Christophe Neff, le 18.01.2014
P.S. (18.01.2014 16 :40): C’est finalement dans la Süddeutsche Zeitung que j’ai trouvé cet article «Tunesien sucht seine Identität (La Tunisie cherche son identité) » assez bien documenté sur la situation actuelle en Tunisie.
[1] Voir aussi ce document « L’Arabie saoudite a-t-elle pris la main sur les « printemps arabes » ? »
[2] Voir aussi l’analyse de Kamel Jendoubi publie dans le Monde Dimanche19- Lundi 20 janvier 2014 p. 15, sous le Titre «Espoirs fragiles en Tunisie – L’adoption d’une nouvelle Constitution n’est pas un gage de démocratie. Trois ans après la chute de Ben Ali, prélude du «printempsarabe», l’islamisme menace la transition. » Disponible en version électronique pour les abonnés Le Monde.
[3] Même le SWR2, – la radio culturelle du Südwestfunk, avait programmé une émission spéciale sur les problèmes du couple Hollande-Trierweiler. Dans SWR2 Kontext elle fut transmise le 17.01.2014 de 19:05 – 19:20 sous le titre «Die Affäre Hollande – Warum wird das Private politisch?». Mais à vrai dire ce fut plutôt une émission où on comparait la „peopleisation“ de la politique en France et en Allemagne, – et à en croire l’émission, la politique allemande est beaucoup plus affectée par ce phénomène!

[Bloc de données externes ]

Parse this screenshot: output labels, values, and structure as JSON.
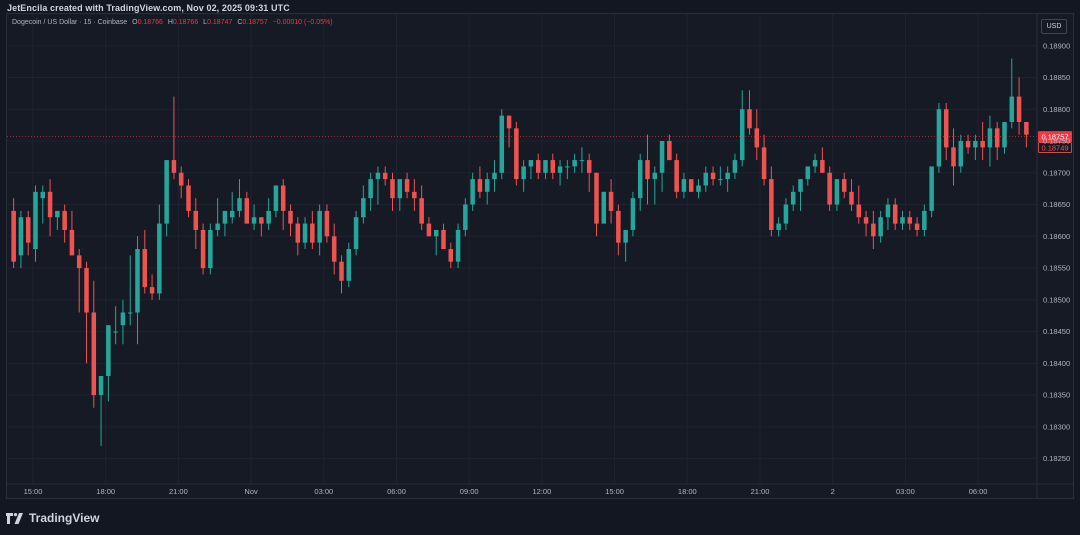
{
  "header": {
    "created_note": "JetEncila created with TradingView.com, Nov 02, 2025 09:31 UTC"
  },
  "legend": {
    "symbol": "Dogecoin / US Dollar · 15 · Coinbase",
    "o_label": "O",
    "o_value": "0.18766",
    "h_label": "H",
    "h_value": "0.18766",
    "l_label": "L",
    "l_value": "0.18747",
    "c_label": "C",
    "c_value": "0.18757",
    "change": "−0.00010 (−0.05%)"
  },
  "currency_button": "USD",
  "brand": {
    "name": "TradingView",
    "icon": "tradingview-logo-icon"
  },
  "colors": {
    "up": "#26a69a",
    "down": "#ef5350",
    "background": "#161a25",
    "grid": "#1f2330",
    "axis_text": "#b2b5be",
    "last_price_tag": "#f23645",
    "prev_tag_border": "#ef5350"
  },
  "chart_data": {
    "type": "candlestick",
    "title": "Dogecoin / US Dollar · 15 · Coinbase",
    "interval": "15",
    "exchange": "Coinbase",
    "currency": "USD",
    "y_ticks": [
      "0.18900",
      "0.18850",
      "0.18800",
      "0.18750",
      "0.18700",
      "0.18650",
      "0.18600",
      "0.18550",
      "0.18500",
      "0.18450",
      "0.18400",
      "0.18350",
      "0.18300",
      "0.18250"
    ],
    "ylim": [
      0.1821,
      0.1895
    ],
    "x_ticks": [
      "15:00",
      "18:00",
      "21:00",
      "Nov",
      "03:00",
      "06:00",
      "09:00",
      "12:00",
      "15:00",
      "18:00",
      "21:00",
      "2",
      "03:00",
      "06:00"
    ],
    "last_price": "0.18757",
    "secondary_price_label": "0.18749",
    "grid": true,
    "candles": [
      [
        0.1864,
        0.1866,
        0.1855,
        0.1856
      ],
      [
        0.1857,
        0.1864,
        0.1855,
        0.1863
      ],
      [
        0.1863,
        0.1864,
        0.1857,
        0.1859
      ],
      [
        0.1858,
        0.1868,
        0.1856,
        0.1867
      ],
      [
        0.1866,
        0.1868,
        0.1862,
        0.1867
      ],
      [
        0.1867,
        0.1869,
        0.186,
        0.1863
      ],
      [
        0.1863,
        0.1864,
        0.1861,
        0.1864
      ],
      [
        0.1864,
        0.1865,
        0.1859,
        0.1861
      ],
      [
        0.1861,
        0.1864,
        0.1857,
        0.1857
      ],
      [
        0.1857,
        0.1858,
        0.1848,
        0.1855
      ],
      [
        0.1855,
        0.1856,
        0.184,
        0.1848
      ],
      [
        0.1848,
        0.1853,
        0.1833,
        0.1835
      ],
      [
        0.1835,
        0.1838,
        0.1827,
        0.1838
      ],
      [
        0.1838,
        0.1846,
        0.1834,
        0.1846
      ],
      [
        0.1845,
        0.1849,
        0.1843,
        0.1845
      ],
      [
        0.1846,
        0.185,
        0.1843,
        0.1848
      ],
      [
        0.1848,
        0.1857,
        0.1846,
        0.1848
      ],
      [
        0.1848,
        0.186,
        0.1843,
        0.1858
      ],
      [
        0.1858,
        0.1861,
        0.1851,
        0.1852
      ],
      [
        0.1852,
        0.1854,
        0.185,
        0.1851
      ],
      [
        0.1851,
        0.1865,
        0.185,
        0.1862
      ],
      [
        0.1862,
        0.1872,
        0.186,
        0.1872
      ],
      [
        0.1872,
        0.1882,
        0.1869,
        0.187
      ],
      [
        0.187,
        0.1871,
        0.1866,
        0.1868
      ],
      [
        0.1868,
        0.1869,
        0.1863,
        0.1864
      ],
      [
        0.1864,
        0.1866,
        0.1858,
        0.1861
      ],
      [
        0.1861,
        0.1862,
        0.1854,
        0.1855
      ],
      [
        0.1855,
        0.1862,
        0.1854,
        0.1861
      ],
      [
        0.1861,
        0.1866,
        0.186,
        0.1862
      ],
      [
        0.1862,
        0.1864,
        0.186,
        0.1864
      ],
      [
        0.1863,
        0.1867,
        0.1862,
        0.1864
      ],
      [
        0.1864,
        0.1869,
        0.1863,
        0.1866
      ],
      [
        0.1866,
        0.1867,
        0.1862,
        0.1862
      ],
      [
        0.1862,
        0.1865,
        0.1861,
        0.1863
      ],
      [
        0.1863,
        0.1863,
        0.186,
        0.1862
      ],
      [
        0.1862,
        0.1866,
        0.1861,
        0.1864
      ],
      [
        0.1864,
        0.1868,
        0.1863,
        0.1868
      ],
      [
        0.1868,
        0.1869,
        0.1861,
        0.1864
      ],
      [
        0.1864,
        0.1865,
        0.186,
        0.1862
      ],
      [
        0.1862,
        0.1863,
        0.1857,
        0.1859
      ],
      [
        0.1859,
        0.1863,
        0.1858,
        0.1862
      ],
      [
        0.1862,
        0.1864,
        0.1858,
        0.1859
      ],
      [
        0.1859,
        0.1865,
        0.1857,
        0.1864
      ],
      [
        0.1864,
        0.1865,
        0.1859,
        0.186
      ],
      [
        0.186,
        0.1862,
        0.1854,
        0.1856
      ],
      [
        0.1856,
        0.1857,
        0.1851,
        0.1853
      ],
      [
        0.1853,
        0.1859,
        0.1852,
        0.1858
      ],
      [
        0.1858,
        0.1864,
        0.1857,
        0.1863
      ],
      [
        0.1863,
        0.1868,
        0.1862,
        0.1866
      ],
      [
        0.1866,
        0.187,
        0.1864,
        0.1869
      ],
      [
        0.1869,
        0.1871,
        0.1865,
        0.187
      ],
      [
        0.187,
        0.1871,
        0.1868,
        0.1869
      ],
      [
        0.1869,
        0.187,
        0.1864,
        0.1866
      ],
      [
        0.1866,
        0.1869,
        0.1864,
        0.1869
      ],
      [
        0.1869,
        0.187,
        0.1866,
        0.1867
      ],
      [
        0.1867,
        0.1869,
        0.1864,
        0.1866
      ],
      [
        0.1866,
        0.1868,
        0.1861,
        0.1862
      ],
      [
        0.1862,
        0.1863,
        0.186,
        0.186
      ],
      [
        0.186,
        0.1861,
        0.1857,
        0.1861
      ],
      [
        0.1861,
        0.1862,
        0.1858,
        0.1858
      ],
      [
        0.1858,
        0.1859,
        0.1855,
        0.1856
      ],
      [
        0.1856,
        0.1862,
        0.1855,
        0.1861
      ],
      [
        0.1861,
        0.1866,
        0.186,
        0.1865
      ],
      [
        0.1865,
        0.187,
        0.1864,
        0.1869
      ],
      [
        0.1869,
        0.1871,
        0.1866,
        0.1867
      ],
      [
        0.1867,
        0.187,
        0.1865,
        0.1869
      ],
      [
        0.1869,
        0.1872,
        0.1867,
        0.187
      ],
      [
        0.187,
        0.188,
        0.1869,
        0.1879
      ],
      [
        0.1879,
        0.1879,
        0.1874,
        0.1877
      ],
      [
        0.1877,
        0.1878,
        0.1868,
        0.1869
      ],
      [
        0.1869,
        0.1872,
        0.1867,
        0.1871
      ],
      [
        0.1871,
        0.1872,
        0.1869,
        0.1872
      ],
      [
        0.1872,
        0.1873,
        0.1869,
        0.187
      ],
      [
        0.187,
        0.1872,
        0.1869,
        0.1872
      ],
      [
        0.1872,
        0.1873,
        0.1869,
        0.187
      ],
      [
        0.187,
        0.1872,
        0.1868,
        0.1871
      ],
      [
        0.1871,
        0.1872,
        0.1869,
        0.1871
      ],
      [
        0.1871,
        0.1873,
        0.187,
        0.1872
      ],
      [
        0.1872,
        0.1874,
        0.187,
        0.1872
      ],
      [
        0.1872,
        0.1873,
        0.1867,
        0.187
      ],
      [
        0.187,
        0.187,
        0.186,
        0.1862
      ],
      [
        0.1862,
        0.1867,
        0.1862,
        0.1867
      ],
      [
        0.1867,
        0.1869,
        0.1862,
        0.1864
      ],
      [
        0.1864,
        0.1865,
        0.1857,
        0.1859
      ],
      [
        0.1859,
        0.1861,
        0.1856,
        0.1861
      ],
      [
        0.1861,
        0.1867,
        0.186,
        0.1866
      ],
      [
        0.1866,
        0.1873,
        0.1864,
        0.1872
      ],
      [
        0.1872,
        0.1876,
        0.1865,
        0.1869
      ],
      [
        0.1869,
        0.1871,
        0.1865,
        0.187
      ],
      [
        0.187,
        0.1875,
        0.1867,
        0.1875
      ],
      [
        0.1875,
        0.1876,
        0.1872,
        0.1872
      ],
      [
        0.1872,
        0.1873,
        0.1866,
        0.1867
      ],
      [
        0.1867,
        0.187,
        0.1866,
        0.1869
      ],
      [
        0.1869,
        0.1869,
        0.1867,
        0.1867
      ],
      [
        0.1867,
        0.1869,
        0.1866,
        0.1868
      ],
      [
        0.1868,
        0.1871,
        0.1867,
        0.187
      ],
      [
        0.187,
        0.1871,
        0.1868,
        0.1869
      ],
      [
        0.1869,
        0.1871,
        0.1868,
        0.1869
      ],
      [
        0.1869,
        0.1871,
        0.1867,
        0.187
      ],
      [
        0.187,
        0.1873,
        0.1869,
        0.1872
      ],
      [
        0.1872,
        0.1883,
        0.1871,
        0.188
      ],
      [
        0.188,
        0.1883,
        0.1876,
        0.1877
      ],
      [
        0.1877,
        0.188,
        0.1872,
        0.1874
      ],
      [
        0.1874,
        0.1876,
        0.1868,
        0.1869
      ],
      [
        0.1869,
        0.1871,
        0.186,
        0.1861
      ],
      [
        0.1861,
        0.1863,
        0.186,
        0.1862
      ],
      [
        0.1862,
        0.1866,
        0.1861,
        0.1865
      ],
      [
        0.1865,
        0.1868,
        0.1864,
        0.1867
      ],
      [
        0.1867,
        0.1869,
        0.1864,
        0.1869
      ],
      [
        0.1869,
        0.1871,
        0.1868,
        0.1871
      ],
      [
        0.1871,
        0.1873,
        0.187,
        0.1872
      ],
      [
        0.1872,
        0.1874,
        0.187,
        0.187
      ],
      [
        0.187,
        0.1871,
        0.1864,
        0.1865
      ],
      [
        0.1865,
        0.1869,
        0.1864,
        0.1869
      ],
      [
        0.1869,
        0.187,
        0.1866,
        0.1867
      ],
      [
        0.1867,
        0.1869,
        0.1864,
        0.1865
      ],
      [
        0.1865,
        0.1868,
        0.1862,
        0.1863
      ],
      [
        0.1863,
        0.1864,
        0.186,
        0.1862
      ],
      [
        0.1862,
        0.1864,
        0.1858,
        0.186
      ],
      [
        0.186,
        0.1864,
        0.1859,
        0.1863
      ],
      [
        0.1863,
        0.1866,
        0.1861,
        0.1865
      ],
      [
        0.1865,
        0.1866,
        0.1861,
        0.1862
      ],
      [
        0.1862,
        0.1864,
        0.1861,
        0.1863
      ],
      [
        0.1863,
        0.1864,
        0.1861,
        0.1862
      ],
      [
        0.1862,
        0.1863,
        0.186,
        0.1861
      ],
      [
        0.1861,
        0.1865,
        0.186,
        0.1864
      ],
      [
        0.1864,
        0.1871,
        0.1863,
        0.1871
      ],
      [
        0.1871,
        0.1881,
        0.187,
        0.188
      ],
      [
        0.188,
        0.1881,
        0.1872,
        0.1874
      ],
      [
        0.1874,
        0.1877,
        0.1868,
        0.1871
      ],
      [
        0.1871,
        0.1876,
        0.187,
        0.1875
      ],
      [
        0.1875,
        0.1876,
        0.1873,
        0.1874
      ],
      [
        0.1874,
        0.1876,
        0.1872,
        0.1875
      ],
      [
        0.1875,
        0.1878,
        0.1872,
        0.1874
      ],
      [
        0.1874,
        0.1879,
        0.1871,
        0.1877
      ],
      [
        0.1877,
        0.1878,
        0.1872,
        0.1874
      ],
      [
        0.1874,
        0.1878,
        0.1873,
        0.1878
      ],
      [
        0.1878,
        0.1888,
        0.1877,
        0.1882
      ],
      [
        0.1882,
        0.1885,
        0.1876,
        0.1878
      ],
      [
        0.1878,
        0.1878,
        0.1874,
        0.1876
      ]
    ]
  }
}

Personnellement j’aurais préféré suivre une émission sur une vue allemande approfondi de la nouvelle constitution tunisienne !
bonjour
Christophe, je ne suis vraiment d’accord avec vous quand vous écrivez „Le désintérêt qu’une grande partie des sociétés occidentales ont pour les évènements actuels en Tunisie est vraiment regrettable“
Je ne pense pas que nos sociétés occidentales soient indifférentes; mais il faut que les tunisiens prennent eux-mêmes, et seuls, leur avenir en main, sans que nous nous sentions obligés d’intervenir dans leurs débtas ou de donner notre avis que, d’ailleurs, ils ne demandent pas. L’Histoire, chez eux comme chez nous, est en perpétuel mouvement et chaque nation se doit de l’assumer selon ses propres codes, ses propres usages et ses propres volontés. C’est, me semble t-il, ce qui se passe en Tunisie actuellement.